As psychiatrists know only too well, parental emotional abuse can leave lasting psychological scars.
But it looks as if parental emotional abuse can also weaken defenses against cancer many years later, at least if it is combined with a recent severely stressful event, a study reported in the June Archives of General Psychiatry suggests.
The senior author was Janice Kiecolt-Glaser, Ph.D., a distinguished university professor at Ohio State University and an expert on stress and immunity.
Kiecolt-Glaser and her colleagues studied 91 individuals with basal cell carcinoma, which is not just the most common kind of skin cancer, but the most common type of cancer in the United States. The antipathy and neglect subscales of the Childhood Experience of Care and Abuse Questionnaire were administered to the subjects to determine if they had experienced parental emotional abuse as children and, if so, to what extent.
The subjects were also evaluated with the Life Events and Difficulty Schedule to determine if they had experienced any severely stressful life event, such as death of a loved one, divorce, or job loss, within the previous year.
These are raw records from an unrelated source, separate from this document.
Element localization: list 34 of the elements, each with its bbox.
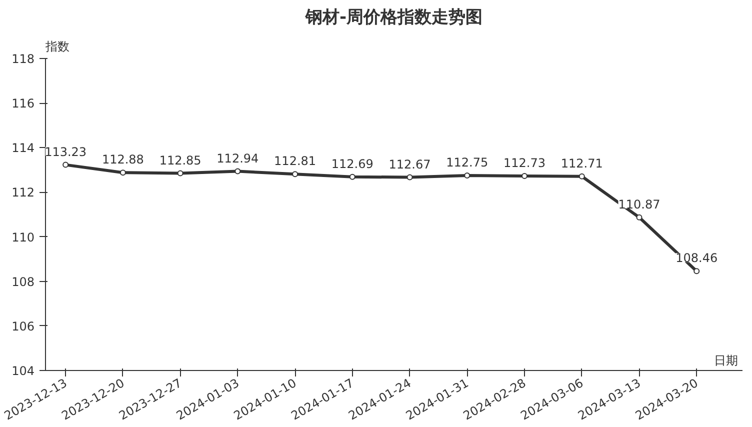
data-label: 112.88	[102, 152, 144, 167]
point	[349, 174, 356, 180]
data-label: 112.81	[274, 154, 316, 168]
data-label: 108.46	[676, 251, 718, 266]
point	[120, 170, 126, 176]
y-tick-label: 108	[12, 274, 34, 289]
data-label: 110.87	[618, 197, 660, 212]
point	[578, 173, 585, 180]
y-tick-label: 104	[12, 364, 34, 378]
data-label: 112.75	[446, 156, 488, 170]
y-tick-label: 112	[12, 186, 34, 200]
data-label: 112.73	[504, 156, 546, 170]
y-axis-title: 指数	[44, 40, 70, 54]
data-label: 113.23	[44, 144, 87, 159]
point	[62, 162, 69, 168]
y-tick-label: 110	[12, 230, 34, 244]
point	[177, 170, 184, 176]
point	[406, 174, 413, 180]
y-tick-label: 114	[12, 141, 34, 156]
data-label: 112.67	[388, 157, 431, 172]
data-label: 112.94	[216, 151, 259, 166]
point	[292, 171, 298, 178]
point	[464, 172, 470, 178]
point	[234, 168, 241, 174]
data-label: 112.85	[159, 153, 202, 168]
data-label: 112.69	[331, 156, 374, 171]
y-tick-label: 118	[12, 52, 34, 66]
x-axis-title: 日期	[714, 354, 738, 368]
point	[694, 268, 700, 274]
data-label: 112.71	[560, 156, 603, 170]
y-tick-label: 106	[12, 319, 34, 334]
point	[636, 214, 642, 220]
y-tick-label: 116	[12, 96, 34, 111]
chart-title: 钢材-周价格指数走势图	[304, 8, 483, 28]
The scientists also biopsied the subjects’ basal cell carcinoma tumors and measured within the biopsy tissue levels of mRNA that make four types of proteins located on immune cells and that are known to reflect immune response to basal cell carcinoma tumors.
The scientists then evaluated whether parental emotional abuse interacted with a severely stressful life event of the prior year to predict immune response to basal cell carcinoma. They found that such a relationship did exist, even when possibly confounding factors such as age, gender, history of depression, or current depressive symptoms were considered.
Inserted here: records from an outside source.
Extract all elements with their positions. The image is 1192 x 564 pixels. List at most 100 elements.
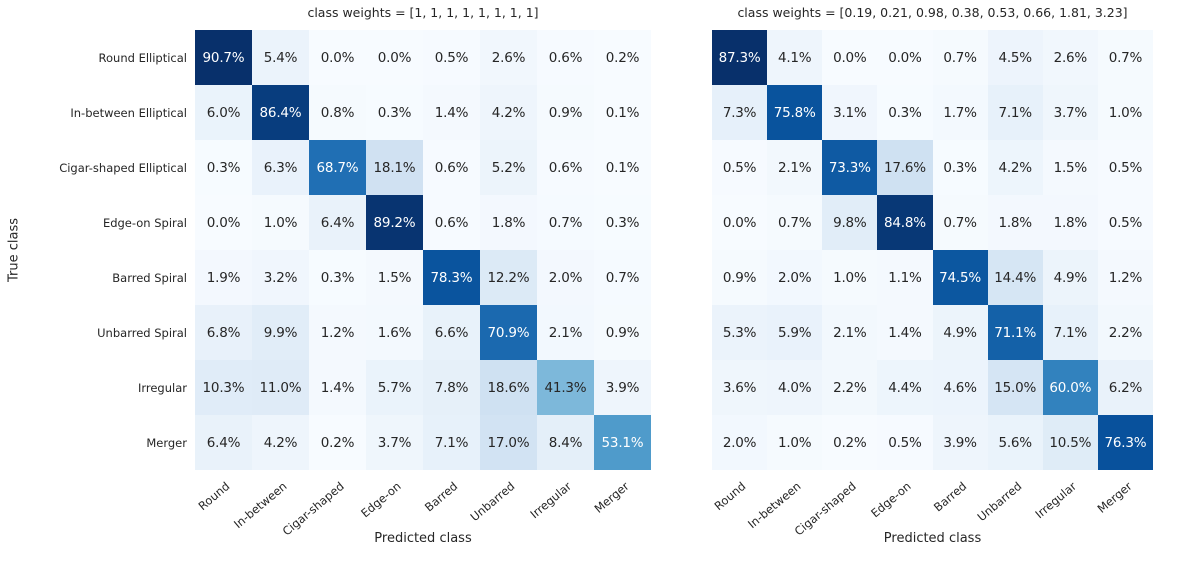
heatmap-cell: 1.5% [366,250,423,305]
heatmap-cell: 0.3% [309,250,366,305]
heatmap-cell: 5.6% [987,415,1043,470]
heatmap-cell: 5.2% [480,140,537,195]
heatmap-cell: 1.4% [309,360,366,415]
heatmap-cell: 10.5% [1042,415,1098,470]
heatmap-cell: 1.4% [877,305,933,360]
heatmap-cell: 0.8% [309,85,366,140]
x-tick-label: Irregular [1032,479,1080,522]
heatmap-cell: 14.4% [987,250,1043,305]
heatmap-cell: 17.6% [877,140,933,195]
x-axis-label-left: Predicted class [374,531,472,546]
heatmap-cell: 5.9% [767,305,823,360]
heatmap-cell: 0.2% [309,415,366,470]
y-tick-label: Unbarred Spiral [97,325,187,340]
heatmap-cell: 0.5% [423,30,480,85]
x-tick-label: Round [711,479,749,514]
heatmap-cell: 4.5% [987,30,1043,85]
heatmap-cell: 68.7% [309,140,366,195]
y-tick-label: Merger [146,435,187,450]
y-tick-label: Cigar-shaped Elliptical [59,160,187,175]
heatmap-cell: 0.9% [594,305,651,360]
heatmap-cell: 0.6% [537,30,594,85]
x-tick-label: Merger [1094,479,1135,516]
heatmap-cell: 3.6% [712,360,768,415]
heatmap-cell: 0.6% [423,195,480,250]
heatmap-cell: 4.9% [932,305,988,360]
heatmap-cell: 11.0% [252,360,309,415]
y-tick-label: Irregular [137,380,187,395]
x-tick-label: Barred [422,479,461,515]
heatmap-cell: 0.7% [932,195,988,250]
heatmap-cell: 0.5% [712,140,768,195]
heatmap-cell: 0.3% [366,85,423,140]
heatmap-cell: 71.1% [987,305,1043,360]
heatmap-cell: 7.8% [423,360,480,415]
heatmap-cell: 53.1% [594,415,651,470]
heatmap-cell: 5.3% [712,305,768,360]
heatmap-cell: 18.1% [366,140,423,195]
x-tick-label: Round [195,479,233,514]
heatmap-cell: 74.5% [932,250,988,305]
x-tick-label: In-between [231,479,290,532]
heatmap-grid-left: 90.7% 5.4% 0.0% 0.0% 0.5% 2.6% 0.6% 0.2% 6.0% 86.… [195,30,651,470]
heatmap-cell: 2.1% [537,305,594,360]
heatmap-cell: 0.1% [594,140,651,195]
heatmap-cell: 0.9% [712,250,768,305]
heatmap-cell: 1.8% [987,195,1043,250]
heatmap-cell: 75.8% [767,85,823,140]
heatmap-cell: 0.5% [1097,195,1153,250]
heatmap-cell: 1.0% [252,195,309,250]
heatmap-cell: 60.0% [1042,360,1098,415]
heatmap-cell: 7.1% [423,415,480,470]
heatmap-cell: 76.3% [1097,415,1153,470]
heatmap-cell: 18.6% [480,360,537,415]
heatmap-cell: 1.4% [423,85,480,140]
heatmap-cell: 90.7% [195,30,252,85]
chart-title-right: class weights = [0.19, 0.21, 0.98, 0.38,… [737,5,1128,20]
heatmap-cell: 9.8% [822,195,878,250]
heatmap-cell: 6.2% [1097,360,1153,415]
heatmap-cell: 0.0% [309,30,366,85]
heatmap-cell: 0.7% [594,250,651,305]
heatmap-cell: 1.2% [1097,250,1153,305]
heatmap-cell: 4.0% [767,360,823,415]
heatmap-cell: 4.9% [1042,250,1098,305]
heatmap-cell: 1.8% [480,195,537,250]
heatmap-cell: 0.1% [594,85,651,140]
heatmap-cell: 0.7% [537,195,594,250]
y-tick-label: In-between Elliptical [70,105,187,120]
heatmap-cell: 7.1% [987,85,1043,140]
x-tick-label: Edge-on [868,479,914,521]
heatmap-cell: 86.4% [252,85,309,140]
heatmap-cell: 0.3% [195,140,252,195]
heatmap-cell: 4.4% [877,360,933,415]
heatmap-cell: 0.0% [366,30,423,85]
heatmap-cell: 12.2% [480,250,537,305]
heatmap-cell: 0.6% [537,140,594,195]
heatmap-cell: 8.4% [537,415,594,470]
heatmap-cell: 0.7% [767,195,823,250]
heatmap-cell: 3.9% [594,360,651,415]
x-axis-label-right: Predicted class [883,531,982,546]
heatmap-cell: 0.6% [423,140,480,195]
heatmap-cell: 0.7% [932,30,988,85]
heatmap-cell: 2.2% [1097,305,1153,360]
heatmap-cell: 84.8% [877,195,933,250]
heatmap-cell: 17.0% [480,415,537,470]
heatmap-cell: 9.9% [252,305,309,360]
x-tick-label: Cigar-shaped [279,479,347,539]
heatmap-cell: 0.9% [537,85,594,140]
heatmap-cell: 5.7% [366,360,423,415]
heatmap-cell: 78.3% [423,250,480,305]
heatmap-cell: 3.2% [252,250,309,305]
heatmap-grid-right: 87.3% 4.1% 0.0% 0.0% 0.7% 4.5% 2.6% 0.7% 7.3% 75.… [712,30,1153,470]
heatmap-cell: 4.2% [252,415,309,470]
heatmap-cell: 2.0% [712,415,768,470]
heatmap-cell: 4.2% [480,85,537,140]
x-tick-label: Unbarred [974,479,1025,525]
heatmap-cell: 0.0% [877,30,933,85]
heatmap-cell: 6.4% [195,415,252,470]
heatmap-cell: 2.2% [822,360,878,415]
heatmap-cell: 1.6% [366,305,423,360]
heatmap-cell: 0.0% [195,195,252,250]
Specifically, among subjects who had experienced a severe life event within the prior year, those who indicated that they had been emotionally maltreated by their mothers or fathers showed a significantly poorer immune response to the tumors than did subjects who had experienced a severe life event within the prior year, yet had not been emotionally maltreated by a parent.
The scientists also assessed whether parental emotional abuse predicted immune response to basal cell carcinoma when subjects had not experienced a severely stressful life event during the prior year, but they did not find evidence of such a link.
Thus, “troubled early parent-child relationships, in combination with a severe life event in the past year, predicted immune responses to a basal cell carcinoma tumor,” the researchers concluded.
This study, from “leaders in the field of psychoneuroimmunology … complements work showing that early life trauma resets the hypothalamic-pituitary-adrenal axis, making it hypersensitive to subsequent stressors decades later,” David Spiegel, M.D., associate chair of psychiatry at Stanford University School of Medicine and a psycho-oncologist, told Psychiatric News.
The study also contributes to the understanding of how “our stress-response systems can indeed affect our body’s response to tumor invasion,” Spiegel said.
And “while basal cell carcinoma is a relatively benign cancer, there is increasing evidence that immune function is crucial in cancer surveillance, especially in regard to the growth of metastases,” he pointed out. So if parental emotional abuse combined with recent stress can lower immune defenses against basal cell carcinoma, then it might also be able to do so with other kinds of cancer, he indicated.
Kiecolt-Glaser concurs on this point, she told Psychiatric News —at least regarding those cancers where the immune system plays a prominent role, such as HIV-related cancers or kidney cancer.
The study was funded by the National Cancer Institute, American Cancer Society, Ohio State University Comprehensive Cancer Center, and Gilbert and Kathryn Mitchell Endowment.